The pandemic revealed that our social contract is fundamentally broken. Our society includes people who are being asked to follow the law and to pay taxes but who are not in return receiving the opportunity and security promised by our arrangement of mutual rights and responsibilities. The elderly and essential workers, for instance, have been left exposed to the pandemic. We have seen disparate impacts on communities of color, because underlying foundations of health have not been adequately established for low-income workers. When crisis hit, the society that promised to protect all did not in fact protect many of its members.

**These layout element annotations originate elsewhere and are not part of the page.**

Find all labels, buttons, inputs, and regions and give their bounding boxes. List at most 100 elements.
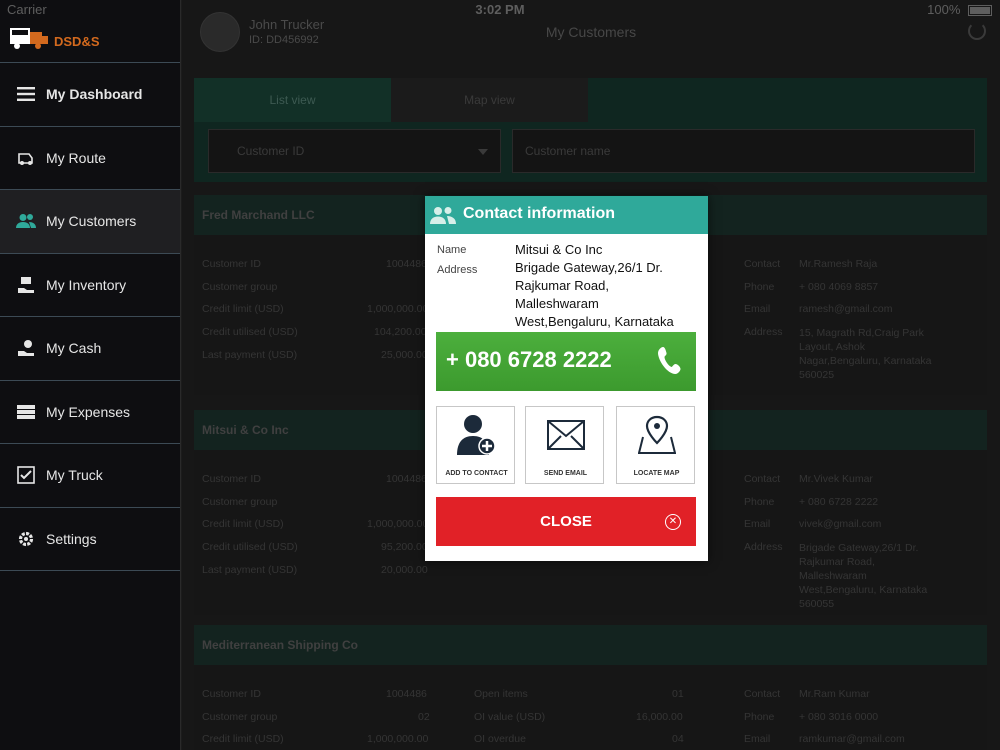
field-label: Customer ID bbox=[202, 688, 261, 700]
sidebar-item-truck[interactable]: My Truck bbox=[0, 444, 180, 508]
expenses-icon bbox=[16, 402, 36, 422]
add-contact-icon bbox=[437, 413, 516, 457]
field-label: Address bbox=[744, 541, 783, 553]
truck-logo-icon bbox=[10, 28, 48, 49]
address-label: Address bbox=[437, 264, 478, 276]
sidebar-item-cash[interactable]: My Cash bbox=[0, 317, 180, 381]
field-value: 20,000.00 bbox=[381, 564, 428, 576]
customer-card[interactable]: Mediterranean Shipping Co Customer ID 10… bbox=[194, 625, 987, 750]
customer-name-placeholder: Customer name bbox=[525, 144, 611, 158]
field-value: 16,000.00 bbox=[636, 711, 683, 723]
field-label: Contact bbox=[744, 688, 781, 700]
customer-id-placeholder: Customer ID bbox=[237, 144, 305, 158]
sidebar-item-label: My Expenses bbox=[46, 403, 131, 420]
field-label: Email bbox=[744, 518, 771, 530]
field-value: 1004486 bbox=[386, 258, 427, 270]
field-value: 95,200.00 bbox=[381, 541, 428, 553]
field-label: Credit limit (USD) bbox=[202, 303, 284, 315]
field-value: 1,000,000.00 bbox=[367, 303, 429, 315]
field-value: + 080 3016 0000 bbox=[799, 711, 879, 723]
field-value: 25,000.00 bbox=[381, 349, 428, 361]
field-label: Phone bbox=[744, 281, 775, 293]
field-label: OI overdue bbox=[474, 733, 526, 745]
address-value: Brigade Gateway,26/1 Dr. Rajkumar Road, … bbox=[515, 259, 701, 331]
field-label: Address bbox=[744, 326, 783, 338]
page-title: My Customers bbox=[545, 24, 637, 40]
contacts-icon bbox=[430, 207, 456, 224]
tab-map-view[interactable]: Map view bbox=[391, 78, 588, 122]
clock: 3:02 PM bbox=[475, 2, 525, 17]
map-pin-icon bbox=[617, 413, 696, 457]
sidebar-item-route[interactable]: My Route bbox=[0, 127, 180, 190]
customer-name-input[interactable]: Customer name bbox=[512, 129, 975, 173]
field-value: 1,000,000.00 bbox=[367, 733, 429, 745]
sidebar-item-label: Settings bbox=[46, 530, 97, 547]
field-value: ramesh@gmail.com bbox=[799, 303, 893, 315]
field-value: 1004486 bbox=[386, 473, 427, 485]
sidebar-item-settings[interactable]: Settings bbox=[0, 508, 180, 571]
phone-number: + 080 6728 2222 bbox=[446, 347, 612, 372]
field-value: Mr.Ramesh Raja bbox=[799, 258, 878, 270]
send-email-button[interactable]: SEND EMAIL bbox=[525, 406, 604, 484]
envelope-icon bbox=[526, 413, 605, 457]
action-label: LOCATE MAP bbox=[633, 470, 680, 477]
sidebar-item-label: My Customers bbox=[46, 213, 137, 230]
address-line: Rajkumar Road, bbox=[515, 278, 609, 293]
field-value: 04 bbox=[672, 733, 684, 745]
phone-icon bbox=[658, 347, 681, 374]
field-label: Credit limit (USD) bbox=[202, 518, 284, 530]
field-value: ramkumar@gmail.com bbox=[799, 733, 905, 745]
sidebar-item-label: My Inventory bbox=[46, 276, 127, 293]
address-line: West,Bengaluru, Karnataka bbox=[515, 314, 674, 329]
address-line: Brigade Gateway,26/1 Dr. bbox=[515, 260, 663, 275]
field-label: Phone bbox=[744, 496, 775, 508]
field-value: 02 bbox=[418, 711, 430, 723]
field-label: Email bbox=[744, 303, 771, 315]
customer-id-select[interactable]: Customer ID bbox=[208, 129, 501, 173]
sidebar-item-customers[interactable]: My Customers bbox=[0, 190, 180, 254]
action-label: ADD TO CONTACT bbox=[445, 470, 508, 477]
refresh-icon[interactable] bbox=[968, 22, 986, 40]
call-button[interactable]: + 080 6728 2222 bbox=[436, 332, 696, 391]
sidebar-item-label: My Dashboard bbox=[46, 86, 143, 103]
sidebar-item-inventory[interactable]: My Inventory bbox=[0, 254, 180, 317]
locate-map-button[interactable]: LOCATE MAP bbox=[616, 406, 695, 484]
field-label: Phone bbox=[744, 711, 775, 723]
name-label: Name bbox=[437, 244, 467, 256]
truck-check-icon bbox=[16, 465, 36, 485]
field-label: Credit utilised (USD) bbox=[202, 541, 298, 553]
sidebar-item-expenses[interactable]: My Expenses bbox=[0, 381, 180, 444]
field-label: Contact bbox=[744, 258, 781, 270]
field-label: Open items bbox=[474, 688, 528, 700]
close-icon: ✕ bbox=[665, 514, 681, 530]
field-label: Credit limit (USD) bbox=[202, 733, 284, 745]
field-label: Customer group bbox=[202, 281, 278, 293]
sidebar: DSD&S My Dashboard My Route My Customers… bbox=[0, 0, 181, 750]
app-screen: Carrier 3:02 PM 100% DSD&S My Dashboard bbox=[0, 0, 1000, 750]
name-value: Mitsui & Co Inc bbox=[515, 242, 603, 257]
sidebar-item-label: My Route bbox=[46, 149, 106, 166]
close-button[interactable]: CLOSE ✕ bbox=[436, 497, 696, 546]
field-value: + 080 6728 2222 bbox=[799, 496, 879, 508]
field-value: 1004486 bbox=[386, 688, 427, 700]
sidebar-item-label: My Cash bbox=[46, 340, 102, 357]
sidebar-item-dashboard[interactable]: My Dashboard bbox=[0, 63, 180, 127]
field-label: Customer ID bbox=[202, 473, 261, 485]
route-icon bbox=[16, 148, 36, 168]
brand-name: DSD&S bbox=[54, 34, 100, 49]
field-value: + 080 4069 8857 bbox=[799, 281, 879, 293]
field-label: Customer group bbox=[202, 711, 278, 723]
battery-percent: 100% bbox=[927, 2, 961, 17]
field-value: 15, Magrath Rd,Craig Park Layout, Ashok … bbox=[799, 327, 932, 381]
field-label: Email bbox=[744, 733, 771, 745]
chevron-down-icon bbox=[478, 149, 488, 155]
field-label: Last payment (USD) bbox=[202, 349, 298, 361]
add-to-contact-button[interactable]: ADD TO CONTACT bbox=[436, 406, 515, 484]
field-label: Credit utilised (USD) bbox=[202, 326, 298, 338]
action-label: SEND EMAIL bbox=[543, 470, 588, 477]
cash-icon bbox=[16, 338, 36, 358]
field-value: 104,200.00 bbox=[374, 326, 427, 338]
tab-list-view[interactable]: List view bbox=[194, 78, 391, 122]
status-bar: Carrier 3:02 PM 100% bbox=[0, 0, 1000, 20]
contact-info-dialog: Contact information Name Mitsui & Co Inc… bbox=[425, 196, 708, 561]
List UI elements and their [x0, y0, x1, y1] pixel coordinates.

To repair our social contract, we need to understand the goals and responsibilities of public decision-makers and democratic citizens in a constitutional democracy in a time of crisis. We need to understand the vulnerabilities in our society that left us ill-equipped to fulfill those responsibilities. These are the subjects of chapter 1. We need to acknowledge what kind of public health strategy would have fulfilled those goals and responsibilities in response to this crisis, and we need to explore why we failed to adopt this strategy. These are the subjects of chapter 2. We need to learn how to use the machinery of our political institutions to deliver on those goals more effectively, if not now, in this crisis, then going forward. This is the subject of chapter 3. Once we take these steps, we will be able to sketch out the parameters of a transformed peace, a social contract that delivers pandemic resilience and, more generally, justice and health for our constitutional democracy on the foundation of a fair and flourishing economy. I offer that sketch in chapter 4.

Pandemic resilience requires public health infrastructure, of course, but also, and this will be my focus, a healthy social contract—good governance and bonds of solidarity and mutual commitment within the population, connected to love of country. Solidarity is the resource that enables people to make small sacrifices of liberty so as to avoid harm to others with whom they have a social bond. We convey our love of country through acts of solidarity to the other members of our polity. We have many reasons to want to benefit from a globally integrated economy and from the opportunities for human connection it brings. Yet we rightly wish to avoid being existentially vulnerable to its accompanying dangers. The goal is a framework for delivering a transformed peace, a postpandemic state in which, as a society, we would be less vulnerable to injury because we would be stronger as a society. We would have more civic strength by virtue of having a healthy social contract, supporting both good governance and solidarity.